Raqs take the ‘query and response’ mode of RAQS and FAQS to devise a scenario where members of the public can ask an exhibition docents trained by Raqs to answer any possible questions. The ‘respondent’ sits at one of two office tables, each under an electronic sign saying either ‘BUREAU of RAQS’ or ‘BUREAU OF FAQS’. The ‘BUREAU of FAQS’ is perpetually ‘OUT TO LUNCH’ (a sign on the table says so). The ‘respondent of the Bureau of Rarely Asked Questions evaluates the visitor’s query to determine whether or not it is a RAQ or an FAQ (basically a question too banal to be answered).

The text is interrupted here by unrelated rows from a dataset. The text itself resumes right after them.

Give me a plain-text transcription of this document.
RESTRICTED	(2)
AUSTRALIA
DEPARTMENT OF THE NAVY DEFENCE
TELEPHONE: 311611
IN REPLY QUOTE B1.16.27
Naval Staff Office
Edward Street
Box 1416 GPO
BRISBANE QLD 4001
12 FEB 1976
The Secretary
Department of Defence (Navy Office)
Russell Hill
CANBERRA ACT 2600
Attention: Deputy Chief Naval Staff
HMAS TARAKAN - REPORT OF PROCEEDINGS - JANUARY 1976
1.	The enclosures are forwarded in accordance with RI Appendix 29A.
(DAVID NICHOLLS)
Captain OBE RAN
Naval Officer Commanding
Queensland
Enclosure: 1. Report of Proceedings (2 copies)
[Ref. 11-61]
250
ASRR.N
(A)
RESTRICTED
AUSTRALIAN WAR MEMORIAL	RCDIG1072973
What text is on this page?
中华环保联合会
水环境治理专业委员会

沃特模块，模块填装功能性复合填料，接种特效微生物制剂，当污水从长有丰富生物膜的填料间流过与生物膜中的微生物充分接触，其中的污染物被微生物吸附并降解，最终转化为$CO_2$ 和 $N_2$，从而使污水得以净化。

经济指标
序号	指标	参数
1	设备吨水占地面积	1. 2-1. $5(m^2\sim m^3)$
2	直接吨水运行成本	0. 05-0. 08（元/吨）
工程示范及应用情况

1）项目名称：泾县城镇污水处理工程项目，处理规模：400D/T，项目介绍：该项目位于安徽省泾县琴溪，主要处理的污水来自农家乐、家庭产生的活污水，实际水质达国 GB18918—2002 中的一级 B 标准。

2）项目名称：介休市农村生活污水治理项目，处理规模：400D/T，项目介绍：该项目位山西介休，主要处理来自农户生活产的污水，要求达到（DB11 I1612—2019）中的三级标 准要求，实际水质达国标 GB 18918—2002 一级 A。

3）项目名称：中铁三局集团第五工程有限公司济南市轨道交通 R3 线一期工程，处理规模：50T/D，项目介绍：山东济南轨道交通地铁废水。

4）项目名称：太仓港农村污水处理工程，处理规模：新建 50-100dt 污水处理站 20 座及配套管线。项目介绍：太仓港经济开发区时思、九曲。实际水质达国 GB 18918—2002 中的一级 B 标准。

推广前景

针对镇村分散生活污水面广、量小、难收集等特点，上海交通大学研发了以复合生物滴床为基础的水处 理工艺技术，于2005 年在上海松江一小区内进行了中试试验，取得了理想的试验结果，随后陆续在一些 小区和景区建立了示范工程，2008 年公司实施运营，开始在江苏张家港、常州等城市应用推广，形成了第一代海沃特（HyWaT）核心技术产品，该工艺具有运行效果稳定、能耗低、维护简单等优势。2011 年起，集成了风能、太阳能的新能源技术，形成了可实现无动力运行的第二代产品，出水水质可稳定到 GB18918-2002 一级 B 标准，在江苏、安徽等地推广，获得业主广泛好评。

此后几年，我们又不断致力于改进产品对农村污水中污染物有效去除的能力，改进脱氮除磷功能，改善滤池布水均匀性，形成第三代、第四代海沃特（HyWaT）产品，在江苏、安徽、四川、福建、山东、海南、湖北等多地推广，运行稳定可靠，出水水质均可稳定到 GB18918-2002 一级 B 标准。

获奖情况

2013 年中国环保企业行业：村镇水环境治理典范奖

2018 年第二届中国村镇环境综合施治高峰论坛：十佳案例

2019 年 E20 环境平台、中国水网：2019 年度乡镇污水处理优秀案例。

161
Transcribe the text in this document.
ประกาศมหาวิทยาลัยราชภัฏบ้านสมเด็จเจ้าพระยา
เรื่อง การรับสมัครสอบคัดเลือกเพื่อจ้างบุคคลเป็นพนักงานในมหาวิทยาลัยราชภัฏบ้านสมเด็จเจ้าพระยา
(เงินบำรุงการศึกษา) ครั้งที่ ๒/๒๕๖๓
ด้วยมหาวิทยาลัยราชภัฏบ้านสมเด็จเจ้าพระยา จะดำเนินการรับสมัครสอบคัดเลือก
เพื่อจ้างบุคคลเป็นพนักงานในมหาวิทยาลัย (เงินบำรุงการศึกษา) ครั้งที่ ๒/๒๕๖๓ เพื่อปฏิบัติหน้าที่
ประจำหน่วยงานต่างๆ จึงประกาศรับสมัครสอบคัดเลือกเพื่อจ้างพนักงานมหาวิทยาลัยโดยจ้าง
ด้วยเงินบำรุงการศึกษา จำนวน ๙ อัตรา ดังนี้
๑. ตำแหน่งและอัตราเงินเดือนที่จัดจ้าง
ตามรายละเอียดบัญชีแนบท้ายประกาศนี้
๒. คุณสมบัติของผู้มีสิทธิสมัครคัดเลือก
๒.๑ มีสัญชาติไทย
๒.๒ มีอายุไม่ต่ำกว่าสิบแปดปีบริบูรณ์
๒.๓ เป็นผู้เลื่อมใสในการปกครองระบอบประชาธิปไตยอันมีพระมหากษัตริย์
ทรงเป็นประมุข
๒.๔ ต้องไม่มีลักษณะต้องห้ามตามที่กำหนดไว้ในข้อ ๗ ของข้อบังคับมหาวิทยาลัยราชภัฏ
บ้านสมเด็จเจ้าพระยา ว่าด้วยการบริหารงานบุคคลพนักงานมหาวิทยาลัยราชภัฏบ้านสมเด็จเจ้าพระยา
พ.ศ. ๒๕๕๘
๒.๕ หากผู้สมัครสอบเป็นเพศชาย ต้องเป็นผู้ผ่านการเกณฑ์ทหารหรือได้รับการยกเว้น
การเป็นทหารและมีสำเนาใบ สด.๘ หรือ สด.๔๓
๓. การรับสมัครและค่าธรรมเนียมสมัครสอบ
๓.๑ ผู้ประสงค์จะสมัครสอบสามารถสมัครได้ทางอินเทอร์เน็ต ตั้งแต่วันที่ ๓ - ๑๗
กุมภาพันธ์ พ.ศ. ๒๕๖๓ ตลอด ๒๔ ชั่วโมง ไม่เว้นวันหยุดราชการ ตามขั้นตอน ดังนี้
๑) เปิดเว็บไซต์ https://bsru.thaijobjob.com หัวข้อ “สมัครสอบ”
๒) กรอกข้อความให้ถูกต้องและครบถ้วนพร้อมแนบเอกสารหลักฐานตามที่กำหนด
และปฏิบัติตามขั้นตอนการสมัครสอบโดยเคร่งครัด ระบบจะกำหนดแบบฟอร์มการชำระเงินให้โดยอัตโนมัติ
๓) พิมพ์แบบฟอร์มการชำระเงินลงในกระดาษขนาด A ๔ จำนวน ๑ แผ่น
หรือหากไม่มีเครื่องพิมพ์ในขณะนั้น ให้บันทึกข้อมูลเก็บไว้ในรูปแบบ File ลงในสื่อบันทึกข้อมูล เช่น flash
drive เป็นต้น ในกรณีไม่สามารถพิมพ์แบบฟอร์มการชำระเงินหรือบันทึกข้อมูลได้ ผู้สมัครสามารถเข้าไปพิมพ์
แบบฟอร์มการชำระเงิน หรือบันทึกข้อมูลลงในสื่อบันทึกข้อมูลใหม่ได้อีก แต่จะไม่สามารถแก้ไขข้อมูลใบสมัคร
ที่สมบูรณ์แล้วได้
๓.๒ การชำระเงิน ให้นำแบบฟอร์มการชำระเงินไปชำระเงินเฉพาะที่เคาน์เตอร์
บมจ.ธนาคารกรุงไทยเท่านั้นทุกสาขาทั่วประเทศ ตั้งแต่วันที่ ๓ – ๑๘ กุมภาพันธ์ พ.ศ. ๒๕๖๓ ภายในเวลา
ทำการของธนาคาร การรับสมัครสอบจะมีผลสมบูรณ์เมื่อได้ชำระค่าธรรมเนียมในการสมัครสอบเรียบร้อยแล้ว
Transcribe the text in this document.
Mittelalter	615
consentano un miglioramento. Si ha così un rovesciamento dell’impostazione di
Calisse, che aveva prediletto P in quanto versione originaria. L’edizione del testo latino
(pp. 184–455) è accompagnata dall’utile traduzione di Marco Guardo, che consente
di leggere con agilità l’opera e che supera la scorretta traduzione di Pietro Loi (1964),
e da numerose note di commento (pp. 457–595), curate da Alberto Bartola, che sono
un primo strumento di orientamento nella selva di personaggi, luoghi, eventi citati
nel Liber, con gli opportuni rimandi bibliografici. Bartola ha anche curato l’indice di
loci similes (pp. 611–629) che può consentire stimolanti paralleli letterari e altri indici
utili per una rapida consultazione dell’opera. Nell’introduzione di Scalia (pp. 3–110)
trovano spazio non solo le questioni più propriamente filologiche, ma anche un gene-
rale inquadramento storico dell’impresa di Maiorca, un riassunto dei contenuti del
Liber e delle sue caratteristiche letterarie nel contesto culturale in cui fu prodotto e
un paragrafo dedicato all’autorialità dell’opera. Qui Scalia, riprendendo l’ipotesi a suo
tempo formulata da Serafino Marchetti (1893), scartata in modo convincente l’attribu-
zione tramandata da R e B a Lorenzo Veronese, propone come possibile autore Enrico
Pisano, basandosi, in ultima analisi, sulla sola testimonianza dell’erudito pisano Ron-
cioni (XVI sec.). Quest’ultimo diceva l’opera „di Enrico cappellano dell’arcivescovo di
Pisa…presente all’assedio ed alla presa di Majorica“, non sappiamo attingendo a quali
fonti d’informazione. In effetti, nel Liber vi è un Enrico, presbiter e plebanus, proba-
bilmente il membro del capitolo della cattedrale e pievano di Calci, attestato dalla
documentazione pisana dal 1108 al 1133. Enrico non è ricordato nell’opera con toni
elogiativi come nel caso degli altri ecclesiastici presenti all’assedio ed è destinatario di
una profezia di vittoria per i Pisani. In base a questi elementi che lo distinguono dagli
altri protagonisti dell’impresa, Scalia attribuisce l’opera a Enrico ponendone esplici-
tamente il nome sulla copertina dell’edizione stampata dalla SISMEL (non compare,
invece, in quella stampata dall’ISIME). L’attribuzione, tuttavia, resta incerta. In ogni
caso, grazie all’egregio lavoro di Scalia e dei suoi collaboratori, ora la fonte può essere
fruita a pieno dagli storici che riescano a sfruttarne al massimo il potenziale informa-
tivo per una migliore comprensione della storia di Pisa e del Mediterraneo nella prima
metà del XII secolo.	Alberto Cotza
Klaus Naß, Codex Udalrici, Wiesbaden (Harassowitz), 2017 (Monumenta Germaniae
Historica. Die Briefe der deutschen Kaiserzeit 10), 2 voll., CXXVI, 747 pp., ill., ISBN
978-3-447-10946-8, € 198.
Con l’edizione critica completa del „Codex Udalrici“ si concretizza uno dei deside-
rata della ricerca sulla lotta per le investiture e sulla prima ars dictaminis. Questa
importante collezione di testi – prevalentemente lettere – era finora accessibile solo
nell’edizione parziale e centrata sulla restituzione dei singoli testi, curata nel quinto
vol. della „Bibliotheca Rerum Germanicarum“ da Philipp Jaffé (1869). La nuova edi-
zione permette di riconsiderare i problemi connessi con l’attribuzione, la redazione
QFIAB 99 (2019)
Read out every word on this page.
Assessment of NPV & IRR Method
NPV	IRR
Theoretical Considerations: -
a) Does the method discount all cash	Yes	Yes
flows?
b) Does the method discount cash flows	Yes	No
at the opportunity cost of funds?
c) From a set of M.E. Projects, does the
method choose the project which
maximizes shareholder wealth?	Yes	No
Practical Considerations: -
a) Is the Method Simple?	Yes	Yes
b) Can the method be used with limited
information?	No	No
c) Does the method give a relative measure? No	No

If it is found to be an FAQ, the enquirer is referred to the ‘BUREAU of FAQS’ – where no one is present to take the question. If the question is deemed an RAQ, then the respondent chooses an index card from amongst four cartons of index cards that bear hypothetical ‘answers’ to any questions that incorporate any of the the words – ‘what, where, how, why and when’ . The respondent chooses an answer that he or she thinks is adequate to the poise, elegance and acuity of the given rarely asked question. Sometimes, a conversation ensues.